Однажды Варден, воспользовавшись тем, что калитка была отворена, выскочил за нее и сразу же наткнулся на Дружка. По своей привычке Варден молча и целеустремленно помчался к нему. Дружок остановился — вожаку не подобало на глазах всей деревни праздновать труса — и, повернувшись к Вардену, оскалился. До этого они видели друг друга всего несколько раз. Правда, Варден был у меня на поводке. Обычно одна собака, подбежав к другой и следуя ритуалу, останавливается, начинает осторожно обнюхивать хвост, естественно, и вторая делает то же самое. Так, бывает, долгие минуты и стоят голова в хвост, а уж после этого может случиться драка или наоборот — дружба и игра. Чаще всего, обнюхав друг друга и постояв рядом, собаки восвояси расходятся. Нынче ничего подобного не произошло: налетев черным смерчем на Дружка, Варден сбил его с ног, и тот закувыркался по лужайке. Вмиг утратив всю свою важность и достоинство вожака, Дружок с визгом шарахнулся в подернутое нефтяной пленкой озерко. Ни секунды не раздумывая, вслед за ним плюхнулся туда и Варден. Но Дружок оказался проворнее и быстрее пересек неширокий водоем.
Мне пришлось потом в бане с мылом отмывать с длинной шерсти терьера следы мазута. Дружок больше не проходил мимо моего дома, он избрал окольную дорогу, что за банями и огородами.
Конечно, я пытался Вардена сдерживать, употреблял команды: «Фу! Нельзя! Ко мне!» Он нехотя подчинялся, но, как правило, после того, как уже сделает то, что хотел. Многие соседи его боялись и даже, проходя мимо дома, спрашивали, крепко ли заперта калитка; были, конечно, и неприятности. Шофер лесотехникума Коваль возненавидел Вардена с первого взгляда.
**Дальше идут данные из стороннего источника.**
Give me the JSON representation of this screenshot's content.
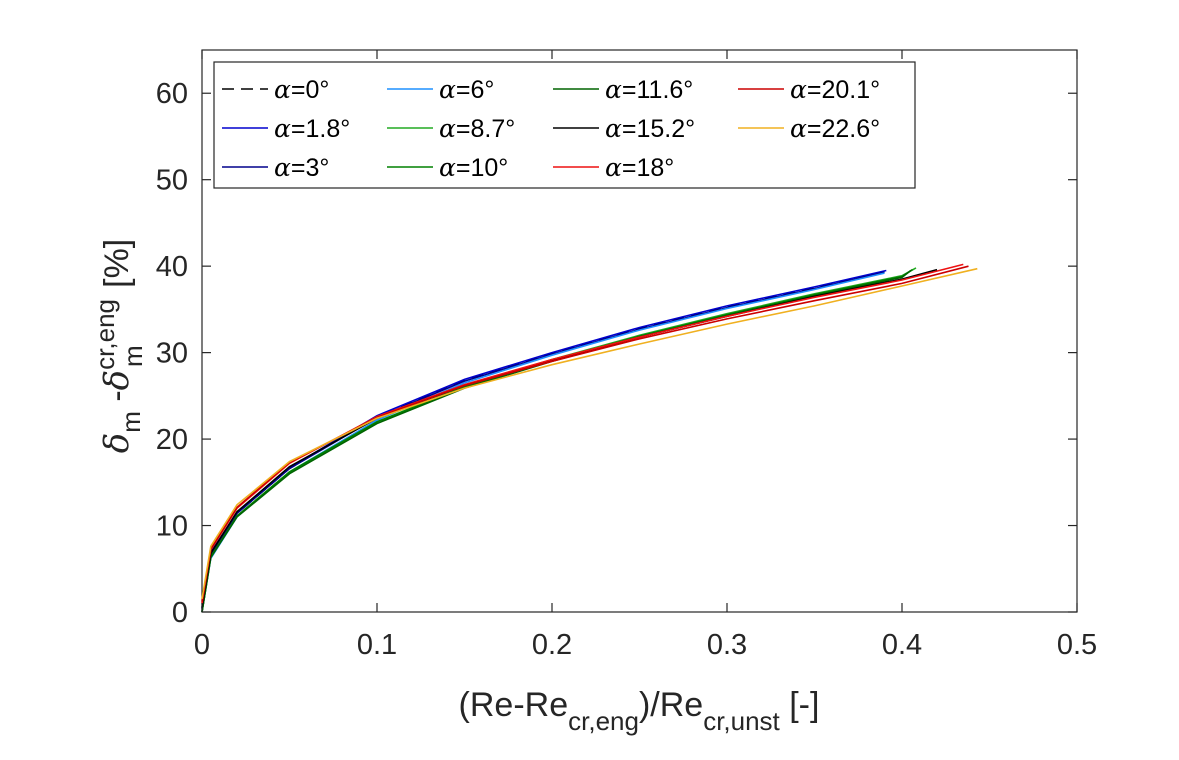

У него была маленькая, такая же рыжая, как и он сам, собака, которая всюду сопровождала хозяина. Как на грех, я на лугу отпустил с поводка Вардена, а тут появился на тропинке Коваль со своей собачонкой. Варден бросился к ним, завизжавшая собака забилась хозяину в ноги, а тот стал как вкопанный, побелел весь, рот его открывался и закрывался, но слов я не слышал. Вардена я перехватил, он даже не успел схватить собаку, но Коваль, обретя дар речи, сварливо заявил, что застрелит этого черного дьявола. Жили себе, и вот появилось чудище, теперь не пройти мимо, бросается на всех как бешеный…
Я спокойно заметил Ковалю, что ничего не произошло, а мужчине панически бояться собак не следует, они чувствуют это и могут броситься…
Встреча с коровами для меня и Вардена чуть было не кончилась трагически. Я возвращался с ним из леса, Варден был на поводке. Когда мы вышли к пионерлагерю, я увидел местное стадо коров, штук десять. Коровы здесь ухоженные, упитанные, травы кругом вдоволь, молоко славилось на всю окрестность. Принесет сосед литровую банку, а через час-два уже с палец толщиной отстоятся сливки. Да и сметаны такой, как здесь, в городе на колхозном рынке не увидишь.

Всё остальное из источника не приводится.